Given a 30-60-90 triangle with a hypotenuse of 11 mm solve for the other sides. (Explain)

Answer 1

Need a calculator

Explanation:

This will be hard to explain without the ability to draw an example.

The one thing you can memorize is SOH - CAH - TOA

This stands for SIN(Opposite/Hypotenuse), COS(Adjacent/Hypotenuse) and TAN(Opposite/Adjacent).

When you know the angles of a right triangle and at least one side length, you can get the length of all the sides.

So a right triangle has two legs (sides) and the hypotenuse. If you use the first angle ( 30 degrees) you can use the formulas above to calculate the side length.

Pick either the SOH or the CAH. Let's use SOH and write out the equation:

SIN(30 degrees) = Opposite Side divided by the Hypotenuse (11mm)

You can solve for the Opposite Side by multiplying both sides of the equal sign with 11mm. You end up with SIN(30 degrees) X 11m = Opposite Side.

So the side directly across from the 30 degree angle should be 5.5mm

You can do the exact same thing with the 60 degree angle.

SIN(60 degrees) = Opposite Side divided by Hypotenuse (11mm) OR

SIN(60 degrees) X 11mm = Opposite Side

This comes out to about 9.5mm

You can check the math by using the other equation CAH

Start with the 30 degree angle and solve for the adjacent side.
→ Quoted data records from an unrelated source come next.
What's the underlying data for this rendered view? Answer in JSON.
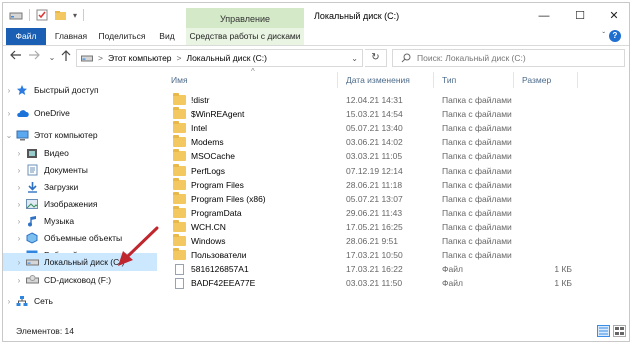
{
  "window": {
    "title": "Локальный диск (C:)",
    "manage_tab": "Управление",
    "controls": {
      "minimize": "—",
      "maximize": "☐",
      "close": "✕"
    }
  },
  "ribbon": {
    "tabs": [
      "Файл",
      "Главная",
      "Поделиться",
      "Вид",
      "Средства работы с дисками"
    ],
    "help": "?",
    "collapse": "ˇ"
  },
  "address": {
    "crumbs": [
      "Этот компьютер",
      "Локальный диск (C:)"
    ],
    "separator": ">",
    "search_placeholder": "Поиск: Локальный диск (C:)"
  },
  "nav": {
    "items": [
      {
        "label": "Быстрый доступ",
        "icon": "star-icon"
      },
      {
        "label": "OneDrive",
        "icon": "cloud-icon"
      },
      {
        "label": "Этот компьютер",
        "icon": "computer-icon"
      },
      {
        "label": "Видео",
        "icon": "video-icon"
      },
      {
        "label": "Документы",
        "icon": "documents-icon"
      },
      {
        "label": "Загрузки",
        "icon": "download-icon"
      },
      {
        "label": "Изображения",
        "icon": "pictures-icon"
      },
      {
        "label": "Музыка",
        "icon": "music-icon"
      },
      {
        "label": "Объемные объекты",
        "icon": "3d-objects-icon"
      },
      {
        "label": "Рабочий стол",
        "icon": "desktop-icon"
      },
      {
        "label": "Локальный диск (C:)",
        "icon": "drive-icon"
      },
      {
        "label": "CD-дисковод (F:)",
        "icon": "cd-drive-icon"
      },
      {
        "label": "Сеть",
        "icon": "network-icon"
      }
    ]
  },
  "columns": {
    "name": "Имя",
    "date": "Дата изменения",
    "type": "Тип",
    "size": "Размер"
  },
  "files": [
    {
      "name": "!distr",
      "date": "12.04.21 14:31",
      "type": "Папка с файлами",
      "size": "",
      "kind": "folder"
    },
    {
      "name": "$WinREAgent",
      "date": "15.03.21 14:54",
      "type": "Папка с файлами",
      "size": "",
      "kind": "folder"
    },
    {
      "name": "Intel",
      "date": "05.07.21 13:40",
      "type": "Папка с файлами",
      "size": "",
      "kind": "folder"
    },
    {
      "name": "Modems",
      "date": "03.06.21 14:02",
      "type": "Папка с файлами",
      "size": "",
      "kind": "folder"
    },
    {
      "name": "MSOCache",
      "date": "03.03.21 11:05",
      "type": "Папка с файлами",
      "size": "",
      "kind": "folder"
    },
    {
      "name": "PerfLogs",
      "date": "07.12.19 12:14",
      "type": "Папка с файлами",
      "size": "",
      "kind": "folder"
    },
    {
      "name": "Program Files",
      "date": "28.06.21 11:18",
      "type": "Папка с файлами",
      "size": "",
      "kind": "folder"
    },
    {
      "name": "Program Files (x86)",
      "date": "05.07.21 13:07",
      "type": "Папка с файлами",
      "size": "",
      "kind": "folder"
    },
    {
      "name": "ProgramData",
      "date": "29.06.21 11:43",
      "type": "Папка с файлами",
      "size": "",
      "kind": "folder"
    },
    {
      "name": "WCH.CN",
      "date": "17.05.21 16:25",
      "type": "Папка с файлами",
      "size": "",
      "kind": "folder"
    },
    {
      "name": "Windows",
      "date": "28.06.21 9:51",
      "type": "Папка с файлами",
      "size": "",
      "kind": "folder"
    },
    {
      "name": "Пользователи",
      "date": "17.03.21 10:50",
      "type": "Папка с файлами",
      "size": "",
      "kind": "folder"
    },
    {
      "name": "5816126857A1",
      "date": "17.03.21 16:22",
      "type": "Файл",
      "size": "1 КБ",
      "kind": "file"
    },
    {
      "name": "BADF42EEA77E",
      "date": "03.03.21 11:50",
      "type": "Файл",
      "size": "1 КБ",
      "kind": "file"
    }
  ],
  "status": {
    "count": "Элементов: 14"
  },
  "colors": {
    "accent": "#1a5fb4",
    "manage": "#d4e9c8",
    "selected": "#cce8ff",
    "folder": "#f3c860",
    "arrow": "#c0262d"
  }
}
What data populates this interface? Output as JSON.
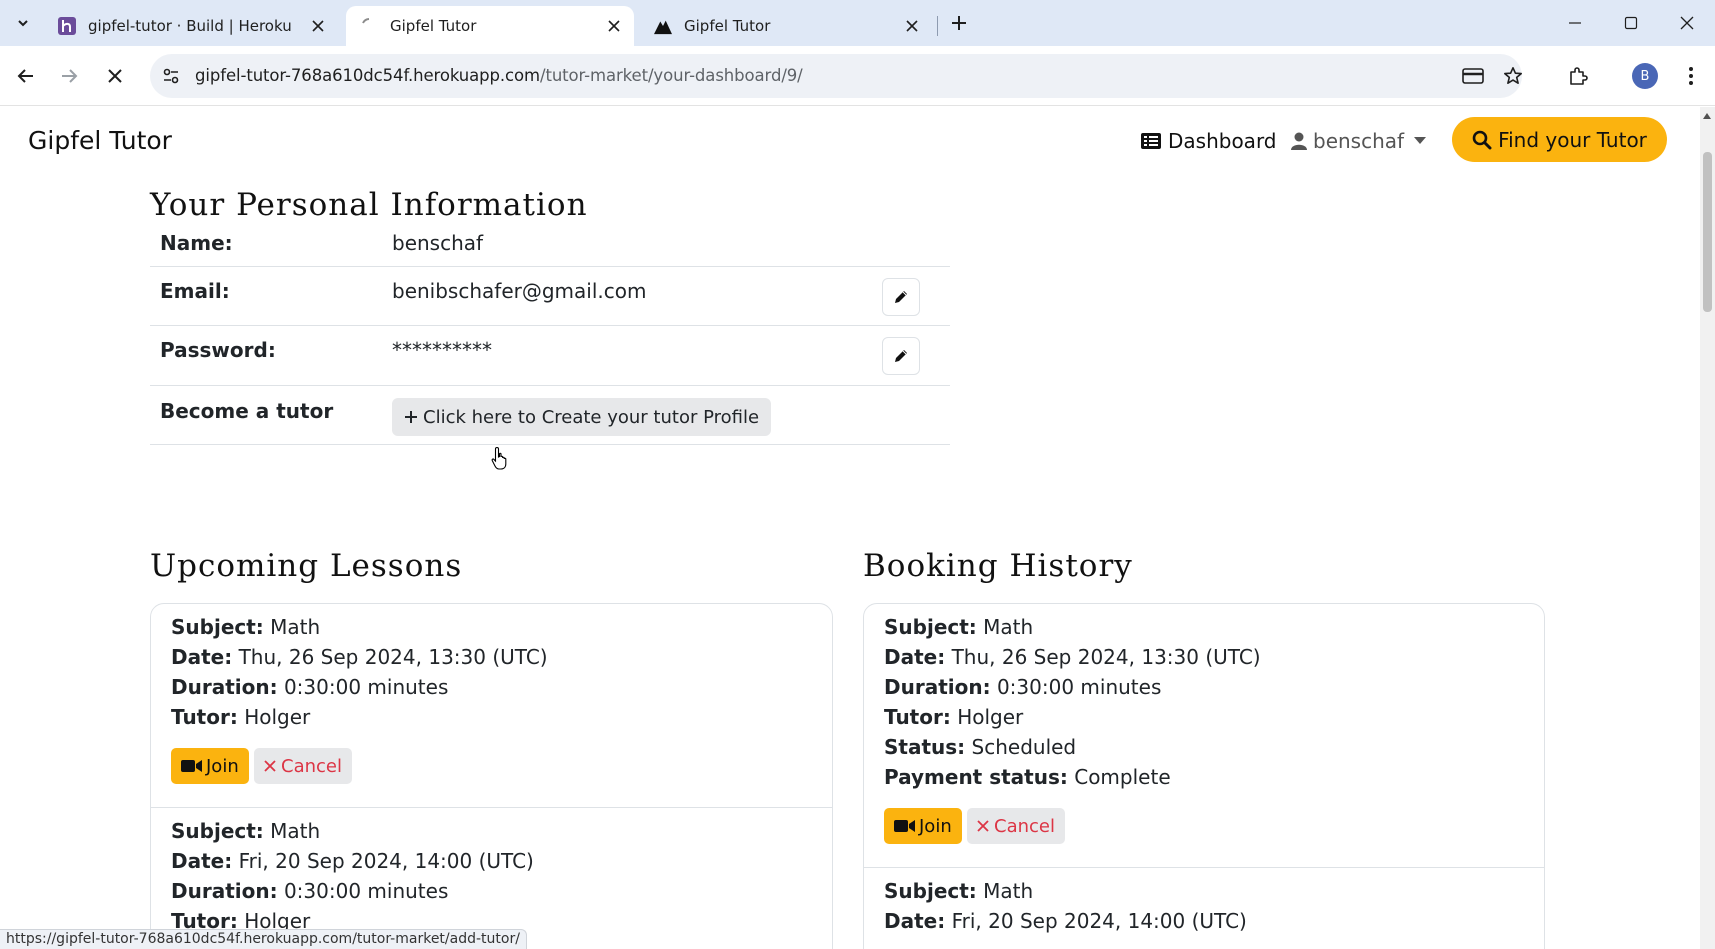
{
  "browser": {
    "tabs": [
      {
        "title": "gipfel-tutor · Build | Heroku",
        "favicon": "heroku-icon",
        "active": false
      },
      {
        "title": "Gipfel Tutor",
        "favicon": "loading-icon",
        "active": true
      },
      {
        "title": "Gipfel Tutor",
        "favicon": "mountain-icon",
        "active": false
      }
    ],
    "url_host": "gipfel-tutor-768a610dc54f.herokuapp.com",
    "url_path": "/tutor-market/your-dashboard/9/",
    "profile_initial": "B",
    "status_url": "https://gipfel-tutor-768a610dc54f.herokuapp.com/tutor-market/add-tutor/"
  },
  "navbar": {
    "brand": "Gipfel Tutor",
    "dashboard_label": "Dashboard",
    "user_label": "benschaf",
    "find_tutor_label": "Find your Tutor"
  },
  "personal_info": {
    "heading": "Your Personal Information",
    "name_label": "Name:",
    "name_value": "benschaf",
    "email_label": "Email:",
    "email_value": "benibschafer@gmail.com",
    "password_label": "Password:",
    "password_value": "**********",
    "become_tutor_label": "Become a tutor",
    "create_profile_button": "Click here to Create your tutor Profile"
  },
  "upcoming": {
    "heading": "Upcoming Lessons",
    "labels": {
      "subject": "Subject:",
      "date": "Date:",
      "duration": "Duration:",
      "tutor": "Tutor:"
    },
    "join_label": "Join",
    "cancel_label": "Cancel",
    "lessons": [
      {
        "subject": "Math",
        "date": "Thu, 26 Sep 2024, 13:30 (UTC)",
        "duration": "0:30:00 minutes",
        "tutor": "Holger"
      },
      {
        "subject": "Math",
        "date": "Fri, 20 Sep 2024, 14:00 (UTC)",
        "duration": "0:30:00 minutes",
        "tutor": "Holger"
      }
    ]
  },
  "history": {
    "heading": "Booking History",
    "labels": {
      "subject": "Subject:",
      "date": "Date:",
      "duration": "Duration:",
      "tutor": "Tutor:",
      "status": "Status:",
      "payment": "Payment status:"
    },
    "join_label": "Join",
    "cancel_label": "Cancel",
    "bookings": [
      {
        "subject": "Math",
        "date": "Thu, 26 Sep 2024, 13:30 (UTC)",
        "duration": "0:30:00 minutes",
        "tutor": "Holger",
        "status": "Scheduled",
        "payment": "Complete"
      },
      {
        "subject": "Math",
        "date": "Fri, 20 Sep 2024, 14:00 (UTC)"
      }
    ]
  },
  "colors": {
    "accent": "#fbb30f",
    "danger": "#dc3545",
    "tabstrip": "#dfe8f6"
  }
}
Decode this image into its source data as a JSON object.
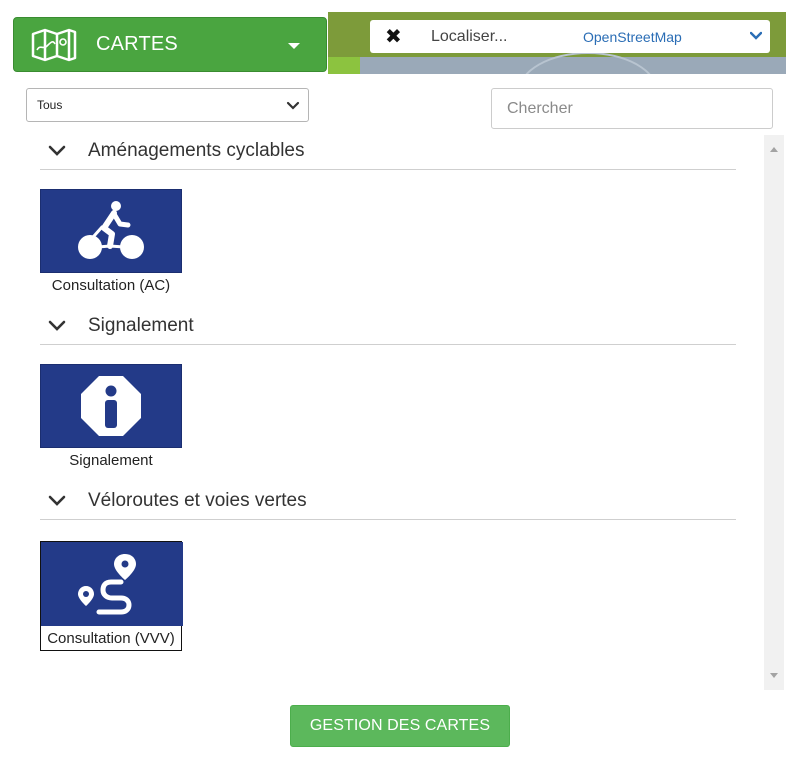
{
  "header": {
    "cartes_label": "CARTES",
    "locate_placeholder": "Localiser...",
    "basemap_selected": "OpenStreetMap",
    "close_symbol": "✖"
  },
  "filter": {
    "selected": "Tous",
    "search_placeholder": "Chercher"
  },
  "sections": [
    {
      "title": "Aménagements cyclables",
      "tiles": [
        {
          "caption": "Consultation (AC)",
          "icon": "bicycle-icon"
        }
      ]
    },
    {
      "title": "Signalement",
      "tiles": [
        {
          "caption": "Signalement",
          "icon": "info-icon"
        }
      ]
    },
    {
      "title": "Véloroutes et voies vertes",
      "tiles": [
        {
          "caption": "Consultation (VVV)",
          "icon": "route-icon"
        }
      ]
    }
  ],
  "footer": {
    "manage_label": "GESTION DES CARTES"
  },
  "colors": {
    "accent_green": "#4aa540",
    "button_green": "#5cb85c",
    "tile_blue": "#233a88",
    "link_blue": "#2a6db5"
  }
}
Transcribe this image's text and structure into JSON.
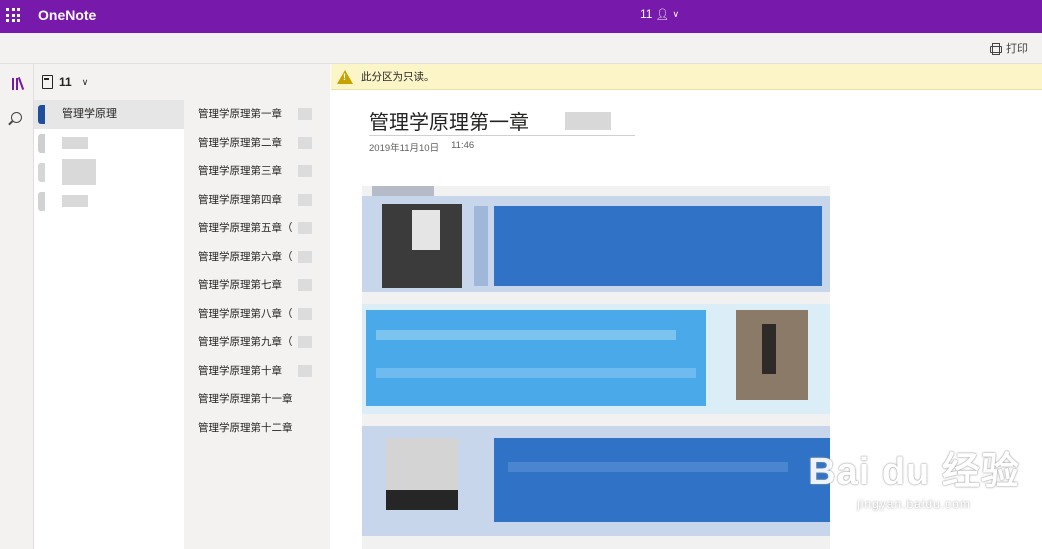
{
  "app": {
    "name": "OneNote"
  },
  "header": {
    "user_label": "11",
    "person_icon": "person-icon",
    "chevron_icon": "chevron-down-icon"
  },
  "ribbon": {
    "print_label": "打印"
  },
  "notebook": {
    "name": "11"
  },
  "sections": [
    {
      "label": "管理学原理",
      "color": "#1f4e9c",
      "selected": true
    },
    {
      "label": "",
      "color": "#cfcfcf",
      "selected": false
    },
    {
      "label": "",
      "color": "#d6d6d6",
      "selected": false
    },
    {
      "label": "",
      "color": "#d2d2d2",
      "selected": false
    }
  ],
  "pages": [
    "管理学原理第一章",
    "管理学原理第二章",
    "管理学原理第三章",
    "管理学原理第四章",
    "管理学原理第五章（",
    "管理学原理第六章（",
    "管理学原理第七章",
    "管理学原理第八章（",
    "管理学原理第九章（",
    "管理学原理第十章",
    "管理学原理第十一章",
    "管理学原理第十二章"
  ],
  "infobar": {
    "message": "此分区为只读。"
  },
  "page": {
    "title": "管理学原理第一章",
    "date": "2019年11月10日",
    "time": "11:46"
  },
  "watermark": {
    "brand": "Bai du 经验",
    "url": "jingyan.baidu.com"
  },
  "colors": {
    "accent": "#7719aa",
    "infobar": "#fcf5c8",
    "section_selected": "#1f4e9c"
  }
}
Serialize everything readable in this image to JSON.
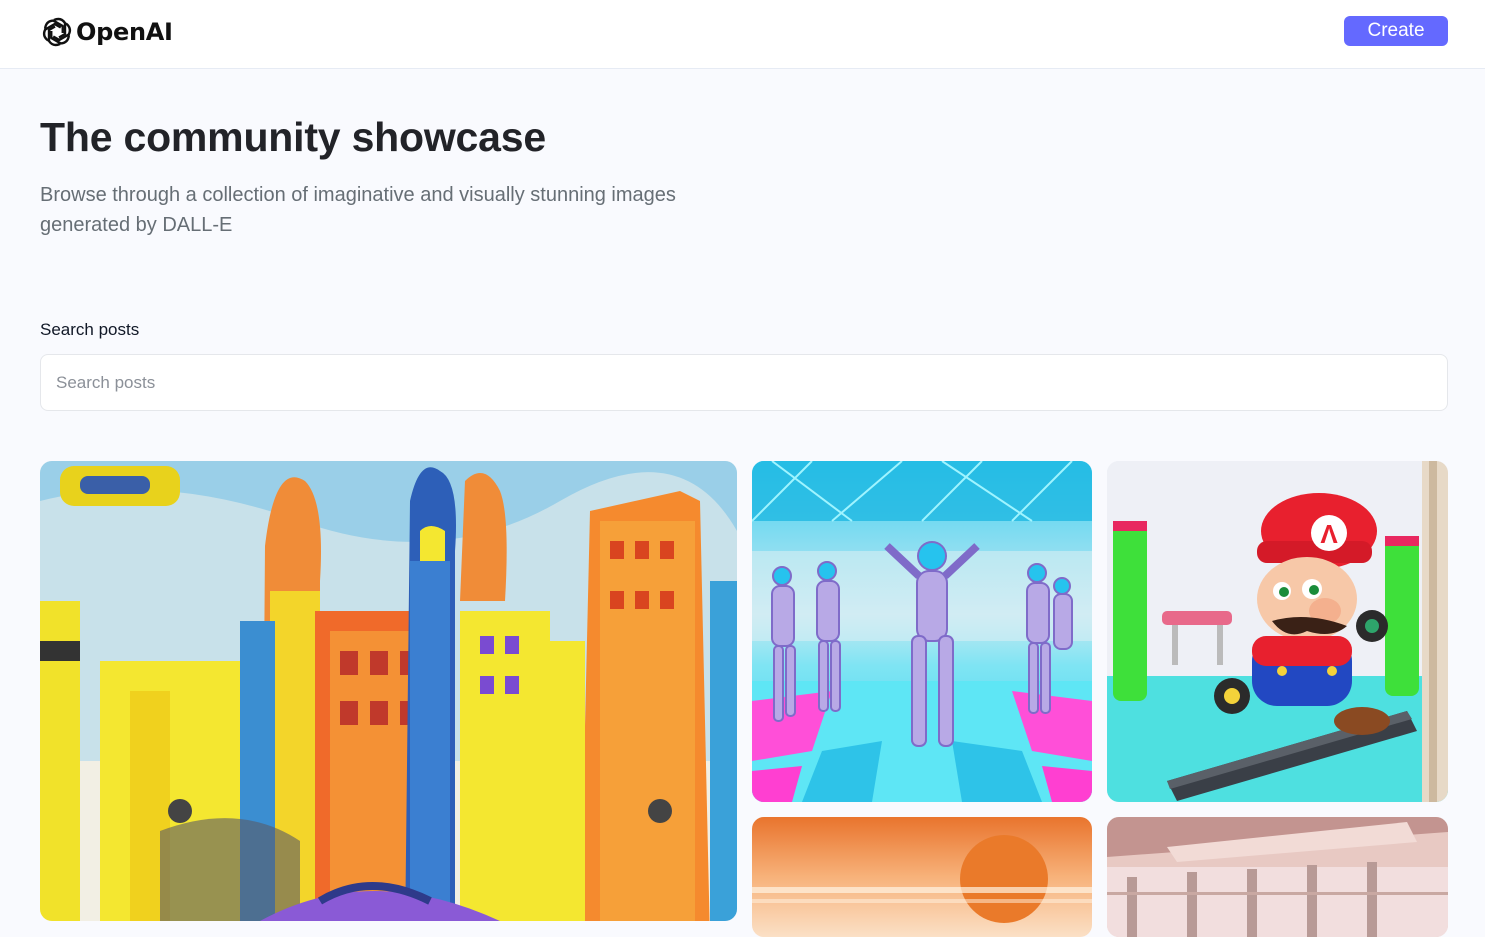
{
  "header": {
    "logo_text": "OpenAI",
    "create_label": "Create"
  },
  "hero": {
    "title": "The community showcase",
    "subtitle": "Browse through a collection of imaginative and visually stunning images generated by DALL-E"
  },
  "search": {
    "label": "Search posts",
    "placeholder": "Search posts",
    "value": ""
  },
  "gallery": {
    "cards": [
      {
        "image": "crayon-city-drawing"
      },
      {
        "image": "neon-robot-dancers"
      },
      {
        "image": "mario-gym-3d"
      },
      {
        "image": "orange-sunset"
      },
      {
        "image": "pink-room-interior"
      }
    ]
  },
  "colors": {
    "accent": "#6469ff",
    "page_bg": "#f9fafe",
    "title": "#222328",
    "subtitle": "#666e75"
  }
}
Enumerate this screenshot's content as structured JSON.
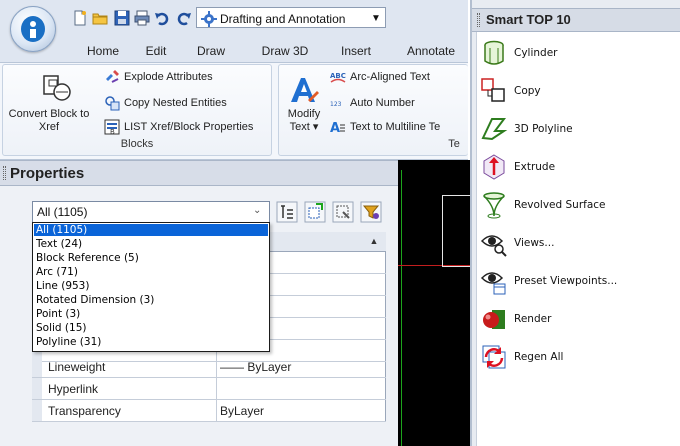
{
  "quick_access": {
    "workspace": "Drafting and Annotation"
  },
  "ribbon": {
    "tabs": [
      "Home",
      "Edit",
      "Draw",
      "Draw 3D",
      "Insert",
      "Annotate"
    ],
    "blocks_group": {
      "label": "Blocks",
      "convert_label": "Convert Block to Xref",
      "explode_label": "Explode Attributes",
      "copy_nested_label": "Copy Nested Entities",
      "list_label": "LIST Xref/Block Properties"
    },
    "text_group": {
      "label": "Te",
      "modify_label": "Modify Text ▾",
      "arc_text_label": "Arc-Aligned Text",
      "auto_number_label": "Auto Number",
      "to_multiline_label": "Text to Multiline Te"
    }
  },
  "properties": {
    "title": "Properties",
    "filter_value": "All (1105)",
    "filter_options": [
      "All (1105)",
      "Text (24)",
      "Block Reference (5)",
      "Arc (71)",
      "Line (953)",
      "Rotated Dimension (3)",
      "Point (3)",
      "Solid (15)",
      "Polyline (31)"
    ],
    "selected_option_index": 0,
    "rows": [
      {
        "name": "Lineweight",
        "value": "—— ByLayer"
      },
      {
        "name": "Hyperlink",
        "value": ""
      },
      {
        "name": "Transparency",
        "value": "ByLayer"
      }
    ]
  },
  "smart_top10": {
    "title": "Smart TOP 10",
    "items": [
      {
        "label": "Cylinder",
        "icon": "cylinder-icon"
      },
      {
        "label": "Copy",
        "icon": "copy-icon"
      },
      {
        "label": "3D Polyline",
        "icon": "3d-polyline-icon"
      },
      {
        "label": "Extrude",
        "icon": "extrude-icon"
      },
      {
        "label": "Revolved Surface",
        "icon": "revolved-surface-icon"
      },
      {
        "label": "Views...",
        "icon": "views-icon"
      },
      {
        "label": "Preset Viewpoints...",
        "icon": "preset-viewpoints-icon"
      },
      {
        "label": "Render",
        "icon": "render-icon"
      },
      {
        "label": "Regen All",
        "icon": "regen-all-icon"
      }
    ]
  },
  "colors": {
    "ribbon_bg": "#dfe6f1",
    "selection": "#0a64d8",
    "canvas": "#000000",
    "ucs_x_axis": "#c21e1e",
    "ucs_y_axis": "#1ca51c"
  }
}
This is the side that is touching the 30 degree angle. Equation will be

COS(30 degrees) X 11mm = Adjacent Side or about 9.5mm

The other equation will give you the side that is touching the 60 degree angle.

COS(60 degrees) X 11mm = Adjacent Side or 5.5mm

You can also use one last thing to check your math. The Pathagorean Theorem says in a right triangle
`A^(2)` +
`B^(2)` =
`C^(2)` where C is the hypotenuse and A and B are the two sides.

`5.5^(2)` +
`9.5^(2)` should equal
`11^(2)`. Give or take a few decimal places, it's almost exactly 11 (10.977 to be exact).